Separation anxiety happens in the poultry world. As ducks and chickens grow up together and become a family, they instinctively want to be near one another. While this is cute for many reasons, it can also create some problems.
For instance, baby ducks will gravitate towards the water, whereas the hen will instinctually not go into the water. Watching their baby ducks head into the water creates anxiety for the hen and significant problems for little chicks who risk drowning by following their brother and sister ducks into the water.
Also, when the ducks are little, they are unable to follow the hen when it is time to sleep. This creates separation anxiety for the ducks, as well.
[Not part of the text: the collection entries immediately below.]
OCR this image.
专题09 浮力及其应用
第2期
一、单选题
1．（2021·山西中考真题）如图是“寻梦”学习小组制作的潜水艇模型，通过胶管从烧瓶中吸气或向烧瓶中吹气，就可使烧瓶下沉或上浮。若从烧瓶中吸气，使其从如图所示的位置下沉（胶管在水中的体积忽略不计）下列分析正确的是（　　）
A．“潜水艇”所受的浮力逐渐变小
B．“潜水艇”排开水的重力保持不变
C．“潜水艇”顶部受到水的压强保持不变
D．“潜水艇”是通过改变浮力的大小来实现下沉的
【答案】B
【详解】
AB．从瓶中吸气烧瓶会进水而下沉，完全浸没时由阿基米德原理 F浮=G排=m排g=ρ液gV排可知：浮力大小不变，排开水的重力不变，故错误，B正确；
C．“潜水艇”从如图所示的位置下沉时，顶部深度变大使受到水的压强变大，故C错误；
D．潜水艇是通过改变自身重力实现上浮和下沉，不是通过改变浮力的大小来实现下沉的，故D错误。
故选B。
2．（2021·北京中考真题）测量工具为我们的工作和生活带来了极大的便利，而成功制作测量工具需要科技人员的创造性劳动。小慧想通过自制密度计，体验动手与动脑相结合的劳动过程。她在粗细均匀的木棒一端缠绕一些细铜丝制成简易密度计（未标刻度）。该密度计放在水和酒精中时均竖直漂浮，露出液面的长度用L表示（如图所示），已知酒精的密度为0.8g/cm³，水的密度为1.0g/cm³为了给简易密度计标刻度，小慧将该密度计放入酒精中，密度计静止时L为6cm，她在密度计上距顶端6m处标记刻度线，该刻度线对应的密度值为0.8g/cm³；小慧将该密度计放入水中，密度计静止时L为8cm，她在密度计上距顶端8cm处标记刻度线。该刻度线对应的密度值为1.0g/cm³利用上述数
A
Pecking Order with Poultry
Ducks are rather easygoing and don’t concern themselves with a pecking order. Chickens, on the other hand, take the pecking order serious enough to bully or kill a new member of the flock without having enough time to get to one another.
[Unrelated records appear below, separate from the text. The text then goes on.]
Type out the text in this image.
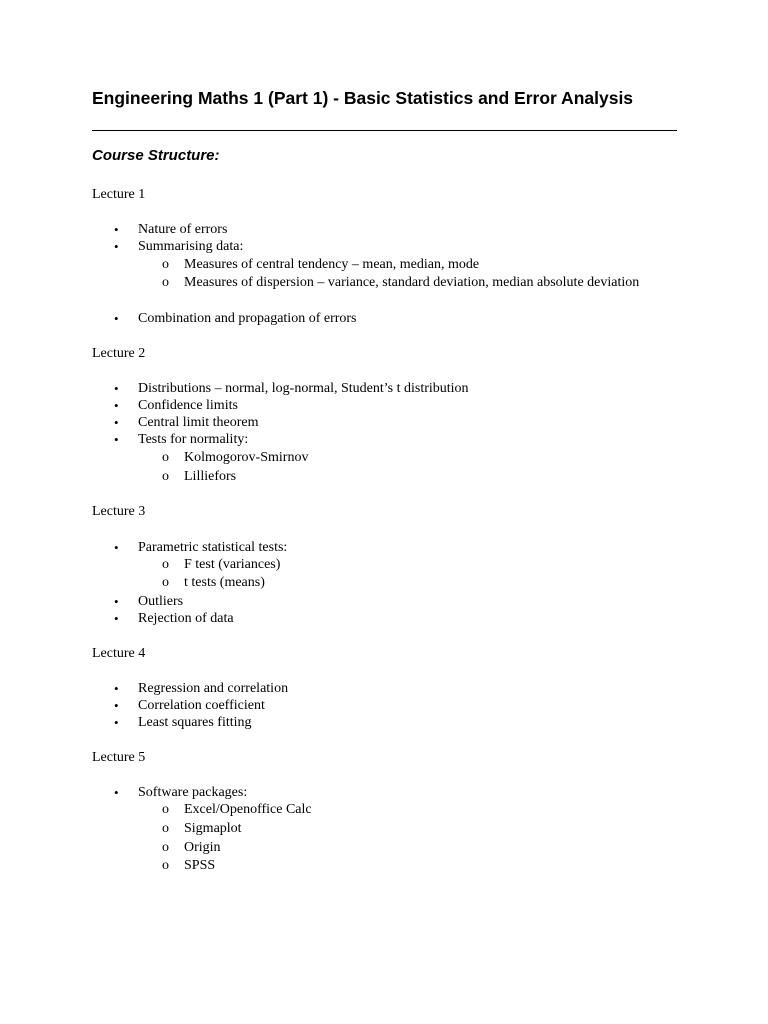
Engineering Maths 1 (Part 1) - Basic Statistics and Error Analysis
Course Structure:
Lecture 1
• Nature of errors
• Summarising data:
o Measures of central tendency – mean, median, mode
o Measures of dispersion – variance, standard deviation, median absolute deviation
• Combination and propagation of errors
Lecture 2
• Distributions – normal, log-normal, Student’s t distribution
• Confidence limits
• Central limit theorem
• Tests for normality:
o Kolmogorov-Smirnov
o Lilliefors
Lecture 3
• Parametric statistical tests:
o F test (variances)
o t tests (means)
• Outliers
• Rejection of data
Lecture 4
• Regression and correlation
• Correlation coefficient
• Least squares fitting
Lecture 5
• Software packages:
o Excel/Openoffice Calc
o Sigmaplot
o Origin
o SPSS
Chickens do not seem to add ducks into the process of the pecking order, and they seem to get along fine with introductions. It does pay to keep an eye on any new members to the flock, though, because chickens can be rather aggressive.
Fortunately, while there are medical concerns with poultry, having ducks and chickens together does not create any additional concerns for one another. The best way to keep them healthy is to keep their areas clean. The need for cleanliness validates the idea that ducks should be fed separately from one another since the mess they make creates a breeding ground for bacteria in food and bedding.
While chickens and ducks might have some trouble getting along while drinking water, they get along great at feeding time. As adults, chickens and ducks eat the same foods. Ducks, though, need extra niacin, so their food should be separated so the ducks can have their supplement.
Drakes and Roosters
Drakes are male ducks and roosters are male chickens. If you have a mix of female ducks and chickens, they are likely to get along just fine. There are some different considerations when you add males to the flock.
According to the fact sheet supplied by The Humane Society of the United States titled, “About Chickens,” male poultry makes it a priority to protect the females of the flock.
Drakes tend to pick fights with hens and roosters, so it is recommended to balance the flock with no more than two drakes for every hen. This way, the drakes refocus their attention on protecting the females of the flock.
While chickens can raise ducks, there are some considerations because they are different types of poultry with different needs.
Make sure ducks and chickens have different and separate sources of water. Chickens need to dip their beaks where a duck needs to duck its whole head in, if not its entire body. Chickens tend not to appreciate this level of enthusiasm for splashing water while drinking.
Also, create a separate space for ducks to enjoy swimming in water. You won’t have to worry about adults drowning, but baby chicks are not safe near water.
Your chickens and ducks can live together in a coop. Your chickens may not be as enthusiastic about the noise ducks make at night, but the noise will keep predators away. Also, the added warmth of the duck’s body heat might be welcome in the coop in colder weather.